Agent Engineering

Sandboxing and Blast Radius

Ravinder·March 29, 2025·6 min read

AgentsAILLMSecuritySandboxingSafety

Series

Agent Engineering

Part 9 of 10

← Part 8

Human-in-the-Loop Checkpoints

Part 10 →

Production Rollout Patterns

An agent that can do anything will eventually do something catastrophic. Not from malice — from a hallucinated tool argument, a misunderstood constraint, or a compound error across five steps that individually each looked reasonable. Sandboxing is not paranoia; it is the engineering discipline of defining exactly how much damage an agent can cause when it goes wrong, and ensuring that number is acceptable before you deploy.

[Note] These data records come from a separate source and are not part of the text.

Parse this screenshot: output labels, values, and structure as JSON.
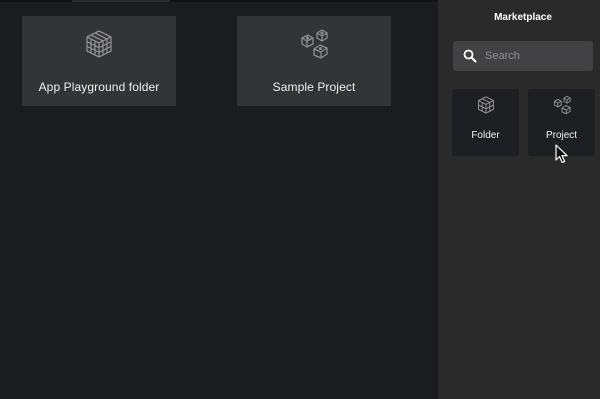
{
  "workspace": {
    "tiles": [
      {
        "label": "App Playground folder",
        "icon": "cube-icon"
      },
      {
        "label": "Sample Project",
        "icon": "dice-icon"
      }
    ]
  },
  "marketplace": {
    "title": "Marketplace",
    "search": {
      "placeholder": "Search",
      "value": ""
    },
    "items": [
      {
        "label": "Folder",
        "icon": "cube-icon"
      },
      {
        "label": "Project",
        "icon": "dice-icon"
      }
    ]
  },
  "colors": {
    "background": "#1b1c1f",
    "tile": "#333436",
    "panel": "#2a2a2b",
    "search_field": "#424244",
    "panel_item": "#1e1f22"
  }
}
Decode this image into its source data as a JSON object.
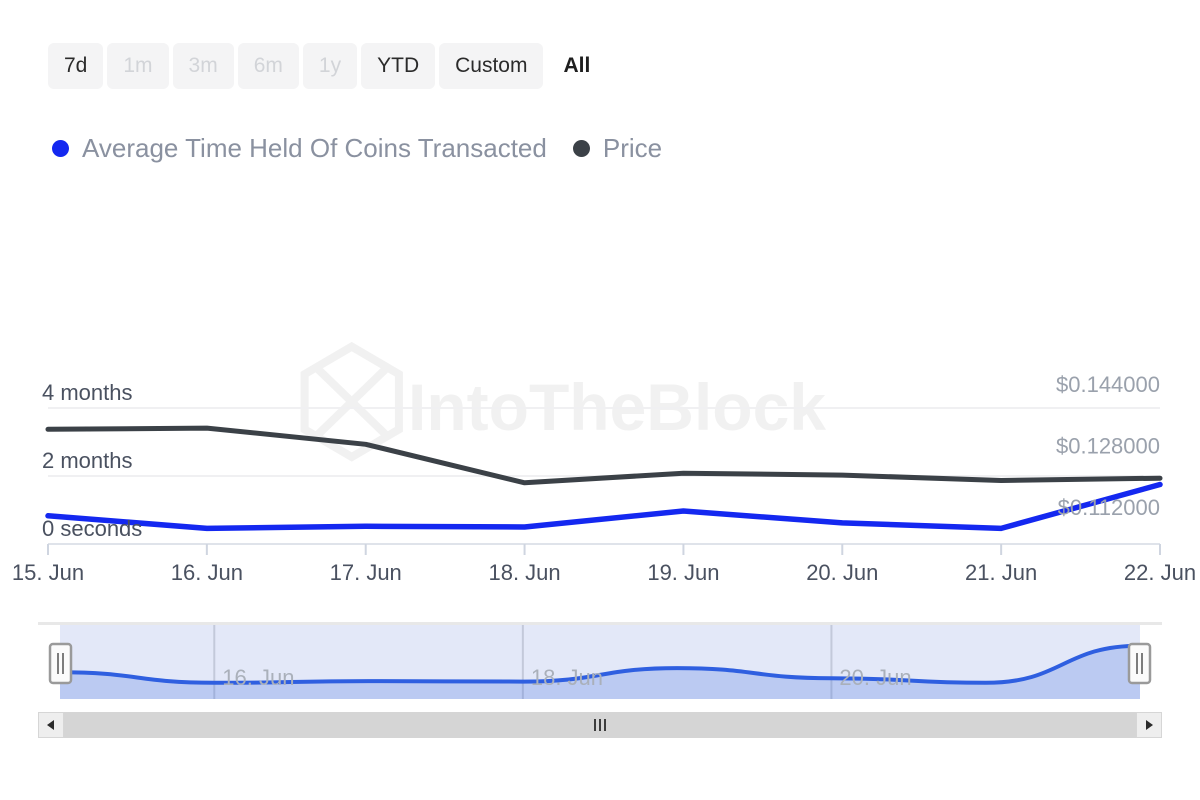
{
  "range_selector": {
    "buttons": [
      {
        "label": "7d",
        "state": "enabled"
      },
      {
        "label": "1m",
        "state": "disabled"
      },
      {
        "label": "3m",
        "state": "disabled"
      },
      {
        "label": "6m",
        "state": "disabled"
      },
      {
        "label": "1y",
        "state": "disabled"
      },
      {
        "label": "YTD",
        "state": "enabled"
      },
      {
        "label": "Custom",
        "state": "enabled"
      },
      {
        "label": "All",
        "state": "selected"
      }
    ]
  },
  "legend": {
    "items": [
      {
        "label": "Average Time Held Of Coins Transacted",
        "color": "#1428f0",
        "marker": "circle-marker"
      },
      {
        "label": "Price",
        "color": "#3b4147",
        "marker": "circle-marker"
      }
    ]
  },
  "watermark": {
    "text": "IntoTheBlock",
    "logo": "hexagon-logo-icon",
    "color": "#f1f1f1"
  },
  "navigator": {
    "date_labels": [
      "16. Jun",
      "18. Jun",
      "20. Jun"
    ],
    "handle_left": "nav-handle-left",
    "handle_right": "nav-handle-right",
    "series_color": "#2f5fe0",
    "fill_color": "#ccd5f2"
  },
  "scrollbar": {
    "left_arrow": "◀",
    "right_arrow": "▶"
  },
  "chart_data": {
    "type": "line",
    "title": "",
    "xlabel": "",
    "grid": true,
    "legend_position": "top-left",
    "x": [
      "15. Jun",
      "16. Jun",
      "17. Jun",
      "18. Jun",
      "19. Jun",
      "20. Jun",
      "21. Jun",
      "22. Jun"
    ],
    "axes": {
      "left": {
        "label": "Average Time Held Of Coins Transacted",
        "ticks": [
          "0 seconds",
          "2 months",
          "4 months"
        ],
        "tick_values": [
          0,
          2,
          4
        ],
        "unit": "months",
        "ylim": [
          0,
          4.8
        ]
      },
      "right": {
        "label": "Price",
        "ticks": [
          "$0.112000",
          "$0.128000",
          "$0.144000"
        ],
        "tick_values": [
          0.112,
          0.128,
          0.144
        ],
        "unit": "USD",
        "ylim": [
          0.1068,
          0.1492
        ]
      }
    },
    "series": [
      {
        "name": "Average Time Held Of Coins Transacted",
        "color": "#1428f0",
        "axis": "left",
        "unit": "months",
        "values": [
          0.83,
          0.46,
          0.52,
          0.5,
          0.97,
          0.62,
          0.46,
          1.75
        ]
      },
      {
        "name": "Price",
        "color": "#3b4147",
        "axis": "right",
        "unit": "USD",
        "values": [
          0.1366,
          0.1369,
          0.1327,
          0.1227,
          0.1252,
          0.1247,
          0.1233,
          0.1239
        ]
      }
    ]
  }
}
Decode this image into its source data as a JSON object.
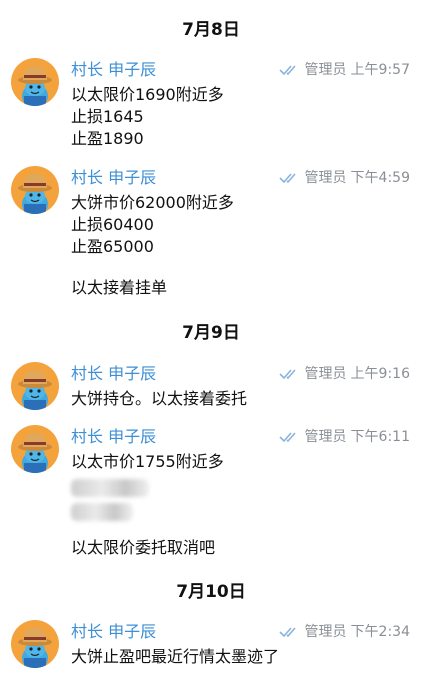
{
  "chat": {
    "day1": "7月8日",
    "day2": "7月9日",
    "day3": "7月10日",
    "sender_name": "村长 申子辰",
    "role_label": "管理员",
    "tick_icon": "double-check-icon",
    "messages": [
      {
        "time": "上午9:57",
        "lines": [
          "以太限价1690附近多",
          "止损1645",
          "止盈1890"
        ]
      },
      {
        "time": "下午4:59",
        "lines": [
          "大饼市价62000附近多",
          "止损60400",
          "止盈65000",
          "以太接着挂单"
        ]
      },
      {
        "time": "上午9:16",
        "lines": [
          "大饼持仓。以太接着委托"
        ]
      },
      {
        "time": "下午6:11",
        "lines": [
          "以太市价1755附近多",
          "以太限价委托取消吧"
        ]
      },
      {
        "time": "下午2:34",
        "lines": [
          "大饼止盈吧最近行情太墨迹了"
        ]
      }
    ]
  },
  "colors": {
    "sender": "#3d8fd6",
    "meta": "#8a8f96",
    "avatar_bg": "#f4a23c"
  }
}
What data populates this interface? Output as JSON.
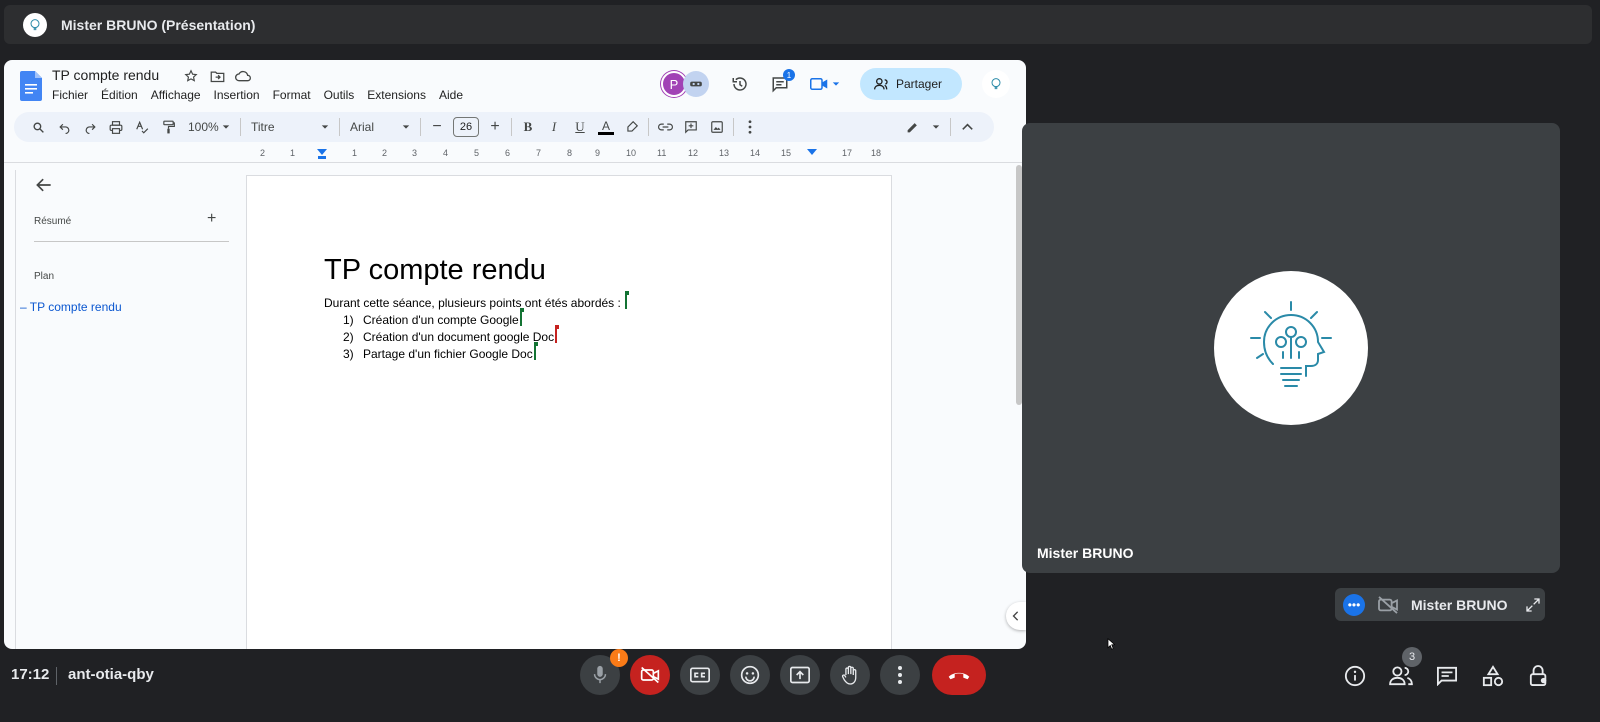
{
  "presentation_bar": {
    "title": "Mister BRUNO (Présentation)"
  },
  "docs": {
    "title": "TP compte rendu",
    "menu": [
      "Fichier",
      "Édition",
      "Affichage",
      "Insertion",
      "Format",
      "Outils",
      "Extensions",
      "Aide"
    ],
    "user_initial": "P",
    "comments_count": "1",
    "share_label": "Partager",
    "toolbar": {
      "zoom": "100%",
      "style": "Titre",
      "font": "Arial",
      "font_size": "26",
      "bold": "B",
      "italic": "I",
      "underline": "U",
      "text_color_glyph": "A"
    },
    "ruler_ticks": [
      "2",
      "1",
      "1",
      "2",
      "3",
      "4",
      "5",
      "6",
      "7",
      "8",
      "9",
      "10",
      "11",
      "12",
      "13",
      "14",
      "15",
      "16",
      "17",
      "18"
    ],
    "outline": {
      "summary_label": "Résumé",
      "plan_label": "Plan",
      "items": [
        "TP compte rendu"
      ]
    },
    "page": {
      "heading": "TP compte rendu",
      "intro": "Durant cette séance, plusieurs points ont étés abordés :",
      "list": [
        {
          "num": "1)",
          "text": "Création d'un compte Google"
        },
        {
          "num": "2)",
          "text": "Création d'un document google Doc"
        },
        {
          "num": "3)",
          "text": "Partage d'un fichier Google Doc"
        }
      ]
    }
  },
  "participant": {
    "name": "Mister BRUNO"
  },
  "self_view": {
    "name": "Mister BRUNO"
  },
  "meeting": {
    "time": "17:12",
    "code": "ant-otia-qby",
    "participants_count": "3",
    "mic_warning": "!"
  },
  "colors": {
    "accent": "#1a73e8",
    "danger": "#c5221f",
    "bg": "#202124",
    "tile": "#3c4043",
    "share": "#c2e7ff"
  }
}
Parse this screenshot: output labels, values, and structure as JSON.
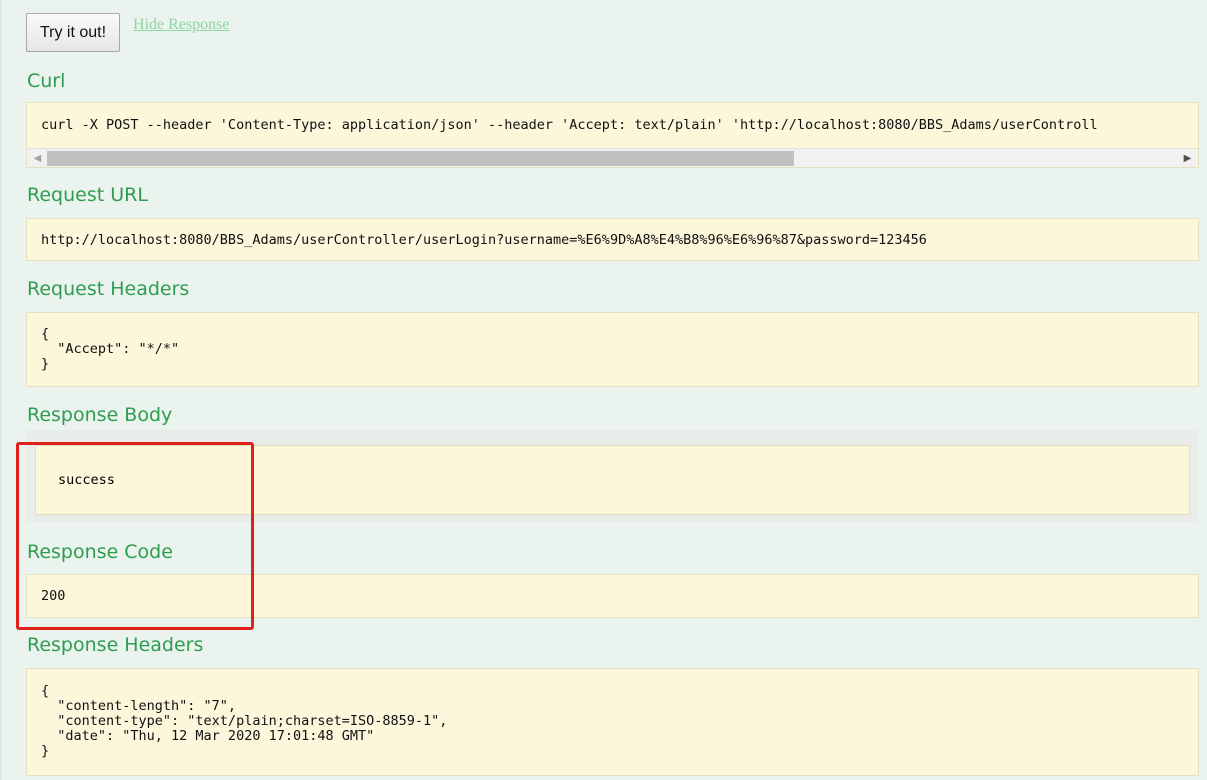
{
  "actions": {
    "try_label": "Try it out!",
    "hide_label": "Hide Response"
  },
  "curl": {
    "heading": "Curl",
    "command": "curl -X POST --header 'Content-Type: application/json' --header 'Accept: text/plain' 'http://localhost:8080/BBS_Adams/userControll"
  },
  "request_url": {
    "heading": "Request URL",
    "value": "http://localhost:8080/BBS_Adams/userController/userLogin?username=%E6%9D%A8%E4%B8%96%E6%96%87&password=123456"
  },
  "request_headers": {
    "heading": "Request Headers",
    "value": "{\n  \"Accept\": \"*/*\"\n}"
  },
  "response_body": {
    "heading": "Response Body",
    "value": "success"
  },
  "response_code": {
    "heading": "Response Code",
    "value": "200"
  },
  "response_headers": {
    "heading": "Response Headers",
    "value": "{\n  \"content-length\": \"7\",\n  \"content-type\": \"text/plain;charset=ISO-8859-1\",\n  \"date\": \"Thu, 12 Mar 2020 17:01:48 GMT\"\n}"
  },
  "colors": {
    "heading_green": "#2f9d4f",
    "code_background": "#fcf6db",
    "page_background": "#ebf3ee",
    "highlight_red": "#e0201a"
  },
  "icons": {
    "scroll_left": "triangle-left-icon",
    "scroll_right": "triangle-right-icon"
  }
}
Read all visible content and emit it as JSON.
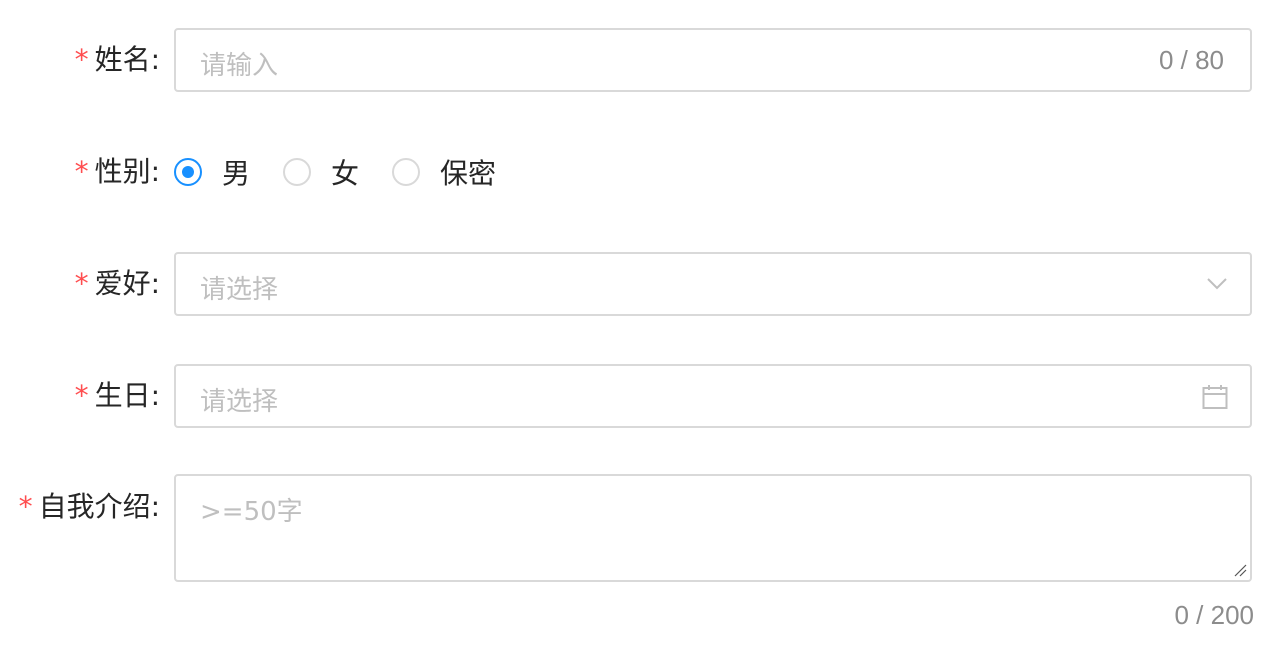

Blast Radius as a Design Constraint

Blast radius is the maximum damage a single agent run can cause if everything goes wrong. It is a design input, not an afterthought. Before writing any agent code, answer: "If this agent runs completely off the rails, what is the worst outcome?" The answer defines your sandbox requirements.

flowchart TD A[Agent Action Request] --> B{Permission Scope Check} B -- denied --> C[Return PermissionError] B -- allowed --> D{Dry-Run Mode?} D -- yes --> E[Simulate & Return Preview] D -- no --> F[Execute Action] F --> G[Snapshot State Before] G --> H[Write Rollback Record] H --> I[Perform Action] I --> J{Success?} J -- yes --> K[Commit + Log] J -- no --> L[Trigger Rollback] L --> M[Restore from Snapshot]

Every action goes through three gates: permission scope, dry-run flag, and rollback record. None of these are optional for agents that touch production systems.

Permission Scopes

The principle of least privilege applies to agents more than almost any other software system. An agent that reads customer data to answer support queries does not need write access to the billing database. Model your permissions explicitly.

from enum import Flag, auto
from dataclasses import dataclass
 
class Permission(Flag):
    READ_FS     = auto()
    WRITE_FS    = auto()
    DELETE_FS   = auto()
    READ_DB     = auto()
    WRITE_DB    = auto()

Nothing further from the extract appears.